Affiliations: Laboratoire ACTES (EA 3596), Département de Physiologie, Université des Antilles et de la Guyane, Guadeloupe, France | UMR-Inserm U763/Université des Antilles et de la Guyane, Pointe-à-Pitre, Guadeloupe, France
Note: [] Corresponding author: Philippe Connes, PhD, Laboratoire ACTES (EA 3596), Département de Physiologie, Université des Antilles et de la Guyane, Campus de Fouillole, 97159 Pointe-à-Pitre, Guadeloupe (French West Indies). E-mail: pconnes@yahoo.fr.

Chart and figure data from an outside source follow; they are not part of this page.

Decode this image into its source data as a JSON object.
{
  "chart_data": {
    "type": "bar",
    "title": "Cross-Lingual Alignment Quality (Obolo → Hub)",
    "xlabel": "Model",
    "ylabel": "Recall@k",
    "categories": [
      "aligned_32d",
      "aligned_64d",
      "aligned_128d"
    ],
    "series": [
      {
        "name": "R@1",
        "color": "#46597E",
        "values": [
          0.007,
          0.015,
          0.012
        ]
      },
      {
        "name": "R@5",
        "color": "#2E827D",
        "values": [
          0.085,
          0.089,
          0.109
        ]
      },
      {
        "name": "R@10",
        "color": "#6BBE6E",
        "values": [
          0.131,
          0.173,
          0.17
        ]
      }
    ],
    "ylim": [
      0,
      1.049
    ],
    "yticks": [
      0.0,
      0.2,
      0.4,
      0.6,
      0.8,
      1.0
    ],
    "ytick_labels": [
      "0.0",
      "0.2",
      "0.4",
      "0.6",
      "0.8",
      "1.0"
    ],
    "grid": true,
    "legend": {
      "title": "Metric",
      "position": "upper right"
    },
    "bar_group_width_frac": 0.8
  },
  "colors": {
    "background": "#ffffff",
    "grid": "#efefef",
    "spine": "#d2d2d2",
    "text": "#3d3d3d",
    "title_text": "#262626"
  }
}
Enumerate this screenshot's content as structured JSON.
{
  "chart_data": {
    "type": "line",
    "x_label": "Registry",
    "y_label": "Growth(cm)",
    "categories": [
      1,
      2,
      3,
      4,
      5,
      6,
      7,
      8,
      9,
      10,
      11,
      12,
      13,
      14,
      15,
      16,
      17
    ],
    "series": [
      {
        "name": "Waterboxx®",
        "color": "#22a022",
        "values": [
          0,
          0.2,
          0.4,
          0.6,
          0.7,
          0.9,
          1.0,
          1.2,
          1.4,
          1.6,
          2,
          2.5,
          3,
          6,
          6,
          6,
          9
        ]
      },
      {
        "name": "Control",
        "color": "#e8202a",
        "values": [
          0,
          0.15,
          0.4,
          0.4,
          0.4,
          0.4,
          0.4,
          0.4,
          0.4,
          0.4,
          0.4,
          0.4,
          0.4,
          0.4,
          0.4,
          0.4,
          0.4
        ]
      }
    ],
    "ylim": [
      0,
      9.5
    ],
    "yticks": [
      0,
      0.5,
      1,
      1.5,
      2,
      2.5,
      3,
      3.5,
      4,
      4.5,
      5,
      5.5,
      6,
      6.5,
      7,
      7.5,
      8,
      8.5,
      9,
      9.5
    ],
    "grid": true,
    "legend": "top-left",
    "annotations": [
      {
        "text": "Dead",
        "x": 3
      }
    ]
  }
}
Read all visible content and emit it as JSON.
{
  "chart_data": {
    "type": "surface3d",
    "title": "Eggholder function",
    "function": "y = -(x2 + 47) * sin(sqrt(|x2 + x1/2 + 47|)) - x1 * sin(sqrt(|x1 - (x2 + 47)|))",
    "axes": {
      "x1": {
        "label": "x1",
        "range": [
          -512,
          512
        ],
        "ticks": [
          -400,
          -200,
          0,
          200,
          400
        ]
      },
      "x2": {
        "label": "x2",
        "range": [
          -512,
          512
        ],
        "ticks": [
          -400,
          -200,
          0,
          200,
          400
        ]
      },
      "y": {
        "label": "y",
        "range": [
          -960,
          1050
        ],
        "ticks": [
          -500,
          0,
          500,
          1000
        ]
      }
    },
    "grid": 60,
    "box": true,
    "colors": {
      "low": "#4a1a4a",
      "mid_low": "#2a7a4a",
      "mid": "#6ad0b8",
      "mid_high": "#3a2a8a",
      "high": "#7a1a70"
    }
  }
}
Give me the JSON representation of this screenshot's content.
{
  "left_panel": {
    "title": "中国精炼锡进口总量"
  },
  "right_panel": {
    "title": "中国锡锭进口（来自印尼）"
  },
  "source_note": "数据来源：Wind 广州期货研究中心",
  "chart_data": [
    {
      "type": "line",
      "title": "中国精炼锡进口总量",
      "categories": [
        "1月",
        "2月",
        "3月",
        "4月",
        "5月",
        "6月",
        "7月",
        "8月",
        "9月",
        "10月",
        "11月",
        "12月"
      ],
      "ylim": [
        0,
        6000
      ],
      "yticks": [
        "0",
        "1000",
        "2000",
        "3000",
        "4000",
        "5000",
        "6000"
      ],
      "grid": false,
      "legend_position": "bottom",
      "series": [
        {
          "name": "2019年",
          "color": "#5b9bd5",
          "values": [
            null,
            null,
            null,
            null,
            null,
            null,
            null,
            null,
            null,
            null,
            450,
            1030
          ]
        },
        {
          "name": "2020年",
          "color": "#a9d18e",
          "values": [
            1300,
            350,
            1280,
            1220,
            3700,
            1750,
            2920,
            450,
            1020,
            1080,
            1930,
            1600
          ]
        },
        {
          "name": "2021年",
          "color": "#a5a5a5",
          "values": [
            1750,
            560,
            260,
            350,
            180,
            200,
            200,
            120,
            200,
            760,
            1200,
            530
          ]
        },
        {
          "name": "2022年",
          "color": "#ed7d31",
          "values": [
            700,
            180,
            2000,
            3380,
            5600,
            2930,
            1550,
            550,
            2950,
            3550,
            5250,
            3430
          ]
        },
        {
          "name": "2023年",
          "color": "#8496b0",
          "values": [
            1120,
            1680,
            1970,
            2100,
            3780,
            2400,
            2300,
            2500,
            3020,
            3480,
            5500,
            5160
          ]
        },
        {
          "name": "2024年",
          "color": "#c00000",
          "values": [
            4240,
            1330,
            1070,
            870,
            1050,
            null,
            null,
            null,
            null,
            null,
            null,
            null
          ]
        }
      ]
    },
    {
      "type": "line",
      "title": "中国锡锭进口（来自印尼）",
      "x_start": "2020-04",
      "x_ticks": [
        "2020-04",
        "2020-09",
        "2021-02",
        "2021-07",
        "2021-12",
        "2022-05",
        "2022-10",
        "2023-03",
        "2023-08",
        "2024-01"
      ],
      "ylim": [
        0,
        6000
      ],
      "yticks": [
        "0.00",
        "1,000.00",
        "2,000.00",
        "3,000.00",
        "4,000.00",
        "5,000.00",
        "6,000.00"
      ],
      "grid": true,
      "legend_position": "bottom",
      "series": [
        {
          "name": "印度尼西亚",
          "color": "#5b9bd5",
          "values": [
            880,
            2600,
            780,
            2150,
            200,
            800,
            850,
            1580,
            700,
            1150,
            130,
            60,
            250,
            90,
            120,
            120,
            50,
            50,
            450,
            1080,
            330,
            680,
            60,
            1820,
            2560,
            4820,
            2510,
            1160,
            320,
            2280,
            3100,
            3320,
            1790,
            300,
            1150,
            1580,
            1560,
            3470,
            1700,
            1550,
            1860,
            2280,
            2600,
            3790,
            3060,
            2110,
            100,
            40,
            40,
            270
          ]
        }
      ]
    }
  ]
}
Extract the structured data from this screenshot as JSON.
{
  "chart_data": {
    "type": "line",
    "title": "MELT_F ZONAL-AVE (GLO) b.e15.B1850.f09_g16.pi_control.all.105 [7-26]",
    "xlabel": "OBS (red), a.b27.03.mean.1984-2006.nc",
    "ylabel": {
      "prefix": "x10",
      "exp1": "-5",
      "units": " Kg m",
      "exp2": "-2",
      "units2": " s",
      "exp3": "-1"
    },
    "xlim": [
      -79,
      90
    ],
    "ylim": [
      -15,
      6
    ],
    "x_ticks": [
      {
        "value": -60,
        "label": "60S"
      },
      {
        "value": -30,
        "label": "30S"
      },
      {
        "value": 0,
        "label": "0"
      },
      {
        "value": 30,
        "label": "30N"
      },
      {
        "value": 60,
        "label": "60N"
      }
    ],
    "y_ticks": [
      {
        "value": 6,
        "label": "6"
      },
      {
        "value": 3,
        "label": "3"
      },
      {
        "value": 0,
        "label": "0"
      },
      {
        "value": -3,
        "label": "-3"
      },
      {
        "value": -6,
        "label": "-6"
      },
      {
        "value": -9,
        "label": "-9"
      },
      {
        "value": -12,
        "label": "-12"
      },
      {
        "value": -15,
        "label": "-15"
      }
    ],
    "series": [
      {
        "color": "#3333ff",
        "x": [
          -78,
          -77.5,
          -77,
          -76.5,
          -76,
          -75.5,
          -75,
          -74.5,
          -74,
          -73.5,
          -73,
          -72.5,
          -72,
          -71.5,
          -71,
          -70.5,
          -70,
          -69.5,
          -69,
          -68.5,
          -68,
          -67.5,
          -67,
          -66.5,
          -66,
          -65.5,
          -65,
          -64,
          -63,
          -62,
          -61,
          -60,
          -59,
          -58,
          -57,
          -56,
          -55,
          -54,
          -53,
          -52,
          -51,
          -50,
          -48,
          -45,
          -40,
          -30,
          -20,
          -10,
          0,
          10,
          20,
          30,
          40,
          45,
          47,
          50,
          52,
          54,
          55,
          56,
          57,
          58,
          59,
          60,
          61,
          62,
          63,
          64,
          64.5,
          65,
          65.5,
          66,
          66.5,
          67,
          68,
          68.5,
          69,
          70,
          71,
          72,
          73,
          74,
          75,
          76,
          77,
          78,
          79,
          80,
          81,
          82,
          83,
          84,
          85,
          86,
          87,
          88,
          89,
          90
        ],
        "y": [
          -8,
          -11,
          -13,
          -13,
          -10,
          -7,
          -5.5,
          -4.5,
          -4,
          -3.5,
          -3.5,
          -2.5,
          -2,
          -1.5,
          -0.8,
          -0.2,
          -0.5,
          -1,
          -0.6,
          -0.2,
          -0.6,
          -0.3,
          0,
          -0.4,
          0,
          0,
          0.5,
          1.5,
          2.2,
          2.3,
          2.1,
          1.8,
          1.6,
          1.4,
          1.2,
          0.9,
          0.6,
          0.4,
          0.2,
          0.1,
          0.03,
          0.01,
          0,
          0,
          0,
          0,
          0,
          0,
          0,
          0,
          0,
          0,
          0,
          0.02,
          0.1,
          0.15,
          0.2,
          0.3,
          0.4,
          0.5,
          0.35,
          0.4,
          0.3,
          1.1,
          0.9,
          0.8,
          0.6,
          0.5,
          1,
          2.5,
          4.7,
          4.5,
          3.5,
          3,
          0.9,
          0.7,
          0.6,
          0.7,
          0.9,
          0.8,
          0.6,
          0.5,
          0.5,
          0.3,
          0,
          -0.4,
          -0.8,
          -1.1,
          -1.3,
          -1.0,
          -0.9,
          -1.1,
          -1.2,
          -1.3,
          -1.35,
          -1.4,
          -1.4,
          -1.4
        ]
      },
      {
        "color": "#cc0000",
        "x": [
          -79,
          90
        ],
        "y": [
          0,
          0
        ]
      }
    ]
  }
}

Abstract: Sickle cell trait (SCT) is usually considered a benign disorder compared with sickle cell anemia (SS hemoglobinopathy). However, several authors have reported cases of exercise-related sudden death in this population. Among the mechanisms that could be involved in these fatal complications, vaso-occlusive processes, such as those occurring in SS hemoglobinopathy, may play a role. In sickle cell anemia, these vaso-occlusive processes involve inflammatory and adhesion molecules such as the cell adhesion molecules (CAM family), which play a role in the firm adhesion of reticulocytes and leukocytes to endothelial cells, and the selectins, which play a role in leukocyte and platelet rolling on the vascular wall. Recent results suggest that adhesion phenomena could be amplified in SCT carriers during exercise compared with non-carriers. Other mechanisms like alterations in blood coagulation and/or hemorheological properties can also favor the occurrence of vaso-occlusive processes. Although few studies have reported coagulation disturbances in SCT carriers at rest, we recently observed no difference between this population and control subjects in response to exercise. In contrast, by studying the behavior of several hemorheological parameters in response to several types of exercise, we detected hemorheological abnormalities in individuals with SCT. These abnormalities included higher red blood cell rigidity and higher blood viscosity in the SCT carriers compared with the non-carriers, particularly during the late recovery period (24 and 48 h after exercise). Therefore, we can suggest that the risks for microvascular complications in SCT carriers in response to exercise could be dependent on alterations in blood rheology and vascular adhesion processes.